The continue ‘looting’ or vandalizing of the former Bong Mining Company (BMC) in lower Bong County, Liberian Mining Company(LMC) in Gbarpolu County, LAMCO in Yekepa, Nimba county among other infrastructures has made Liberia’s recovery programs very expensive for the post-conflict nation. The country’s main power facilities at White Plant, were also casualty of this systematic vandalism. It climbed the cost of the rehabilitation project to over US$200M, thus putting the country in huge financial squeeze to restore electricity.

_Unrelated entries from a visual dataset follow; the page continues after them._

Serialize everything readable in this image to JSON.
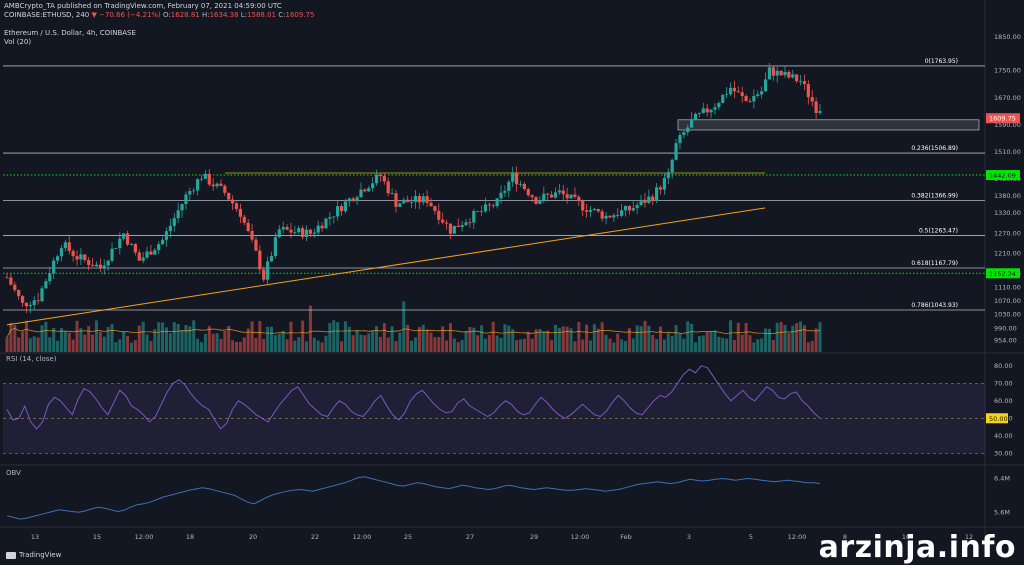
{
  "header": {
    "line1": "AMBCrypto_TA published on TradingView.com, February 07, 2021 04:59:00 UTC",
    "symbol": "COINBASE:ETHUSD, 240",
    "change": "▼ −70.66 (−4.21%)",
    "open_label": "O:",
    "open": "1628.81",
    "high_label": "H:",
    "high": "1634.38",
    "low_label": "L:",
    "low": "1588.01",
    "close_label": "C:",
    "close": "1609.75",
    "title": "Ethereum / U.S. Dollar, 4h, COINBASE",
    "vol_label": "Vol (20)"
  },
  "panes": {
    "rsi_label": "RSI (14, close)",
    "obv_label": "OBV"
  },
  "footer": {
    "brand": "TradingView",
    "watermark": "arzinja.info"
  },
  "colors": {
    "bg": "#131722",
    "up": "#26a69a",
    "down": "#ef5350",
    "rsi": "#7e57c2",
    "obv": "#3d6fb3",
    "fib": "#d1d4dc",
    "support": "#00e600",
    "trendline": "#f7a21b"
  },
  "chart_data": {
    "type": "candlestick",
    "price_axis": {
      "min": 920,
      "max": 1870,
      "ticks": [
        "1850.00",
        "1750.00",
        "1670.00",
        "1590.00",
        "1510.00",
        "1430.00",
        "1380.00",
        "1330.00",
        "1270.00",
        "1210.00",
        "1150.00",
        "1110.00",
        "1070.00",
        "1030.00",
        "990.00",
        "954.00"
      ]
    },
    "x_ticks": [
      "13",
      "15",
      "12:00",
      "18",
      "20",
      "22",
      "12:00",
      "25",
      "27",
      "29",
      "12:00",
      "Feb",
      "3",
      "5",
      "12:00",
      "8",
      "10",
      "12"
    ],
    "fib_levels": [
      {
        "label": "0(1763.95)",
        "value": 1763.95
      },
      {
        "label": "0.236(1506.89)",
        "value": 1506.89
      },
      {
        "label": "0.382(1366.99)",
        "value": 1366.99
      },
      {
        "label": "0.5(1263.47)",
        "value": 1263.47
      },
      {
        "label": "0.618(1167.79)",
        "value": 1167.79
      },
      {
        "label": "0.786(1043.93)",
        "value": 1043.93
      }
    ],
    "price_badges": [
      {
        "label": "1609.75",
        "value": 1609.75,
        "bg": "#ef5350",
        "fg": "#ffffff"
      },
      {
        "label": "1442.09",
        "value": 1442.09,
        "bg": "#00e600",
        "fg": "#131722"
      },
      {
        "label": "1152.24",
        "value": 1152.24,
        "bg": "#00e600",
        "fg": "#131722"
      }
    ],
    "support_lines": [
      1442.09,
      1152.24
    ],
    "resistance_zone": [
      1575,
      1605
    ],
    "trendline": [
      [
        0,
        1000
      ],
      [
        157,
        1345
      ]
    ],
    "rsi": {
      "ticks": [
        "80.00",
        "70.00",
        "60.00",
        "50.00",
        "40.00",
        "30.00"
      ],
      "levels": [
        70,
        50,
        30
      ],
      "badge": "50.00",
      "values": [
        55,
        49,
        50,
        57,
        48,
        44,
        48,
        58,
        62,
        60,
        56,
        52,
        61,
        67,
        65,
        61,
        56,
        52,
        59,
        66,
        63,
        57,
        55,
        52,
        48,
        51,
        58,
        65,
        70,
        72,
        69,
        64,
        60,
        57,
        55,
        49,
        44,
        47,
        55,
        60,
        58,
        55,
        52,
        50,
        48,
        53,
        58,
        62,
        66,
        68,
        63,
        58,
        55,
        52,
        51,
        56,
        60,
        58,
        54,
        52,
        51,
        55,
        60,
        63,
        57,
        52,
        49,
        53,
        60,
        64,
        66,
        62,
        58,
        55,
        53,
        54,
        59,
        61,
        57,
        55,
        53,
        51,
        53,
        57,
        60,
        58,
        54,
        52,
        53,
        58,
        62,
        59,
        55,
        52,
        50,
        52,
        55,
        58,
        55,
        52,
        51,
        54,
        59,
        63,
        60,
        56,
        53,
        52,
        56,
        60,
        63,
        62,
        65,
        70,
        75,
        78,
        76,
        80,
        79,
        74,
        69,
        64,
        60,
        63,
        66,
        62,
        60,
        64,
        68,
        66,
        62,
        61,
        64,
        65,
        60,
        57,
        53,
        50
      ]
    },
    "obv": {
      "ticks": [
        "6.4M",
        "5.6M"
      ],
      "values": [
        5.52,
        5.48,
        5.44,
        5.46,
        5.5,
        5.54,
        5.58,
        5.62,
        5.66,
        5.64,
        5.62,
        5.6,
        5.63,
        5.68,
        5.72,
        5.7,
        5.66,
        5.62,
        5.65,
        5.72,
        5.78,
        5.8,
        5.84,
        5.9,
        5.96,
        6.0,
        6.04,
        6.08,
        6.12,
        6.15,
        6.18,
        6.16,
        6.12,
        6.08,
        6.04,
        6.0,
        5.92,
        5.84,
        5.8,
        5.88,
        5.96,
        6.02,
        6.06,
        6.1,
        6.12,
        6.14,
        6.12,
        6.1,
        6.14,
        6.18,
        6.22,
        6.26,
        6.3,
        6.36,
        6.42,
        6.44,
        6.4,
        6.36,
        6.32,
        6.28,
        6.24,
        6.22,
        6.26,
        6.3,
        6.28,
        6.24,
        6.2,
        6.18,
        6.16,
        6.2,
        6.24,
        6.22,
        6.18,
        6.16,
        6.14,
        6.16,
        6.2,
        6.24,
        6.22,
        6.18,
        6.16,
        6.14,
        6.16,
        6.18,
        6.16,
        6.14,
        6.12,
        6.12,
        6.14,
        6.16,
        6.14,
        6.12,
        6.1,
        6.12,
        6.14,
        6.18,
        6.22,
        6.26,
        6.28,
        6.3,
        6.32,
        6.3,
        6.28,
        6.3,
        6.34,
        6.38,
        6.36,
        6.34,
        6.36,
        6.38,
        6.4,
        6.38,
        6.36,
        6.38,
        6.4,
        6.38,
        6.36,
        6.34,
        6.32,
        6.34,
        6.36,
        6.34,
        6.32,
        6.3,
        6.3,
        6.28
      ]
    },
    "candles": []
  }
}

It can be recalled that in 1999, former President Charles Taylor banned all scrape operations due to uncontrollable looting of major facilities by some unidentified unscrupulous scrape dealers, but following Taylor resignation, former interim Chairman Charles Gyude Bryant lifted the ban and since then looters are shielding behind scrapes to vandalize the country in the name ‘scrape selling’ and damaging new developmental facilities and infrastructures at the expense of the country.

The so-called scrape dealers have diverted from the permitted operations of taking away old and abandoned metal steel particles from the principal streets and in residential communities to vandalizing newly built road guides, bridge poles, electrical poles and wires, sewer tank covers, and among several others, which we think contravene the intent of scrape operations.

While we encourage jobs creation and employment of Liberians, we believe that some unscrupulous scrape dealers have gone beyond their scope of business by systematically looting state facilities especially these newly constructed developmental facilities, which is creating more economic problems and sending ugly omens to the country’s international partners who are collaborating with government to rehabilitate and develop Liberia.

To safe guide these ongoing development projects, we are of the view that the George Weah-led administration must take measures that would stop people from looting these facilities by firstly banning all scrape operations in Liberia.
Halting scrape operations temporarily, we believe would enhance security intelligence in determining who are the real looters of these newly constructed streets lights or any facilities mainly the newly built ones.

Without taking any proactive corrective measure, we are afraid that the situation may go out of hand as the government would continue to cry out and its efforts will also be veined as lootings would continue unabated.

What revenue scrape selling is bringing to the national budget, anyway for which the country is being vandalized?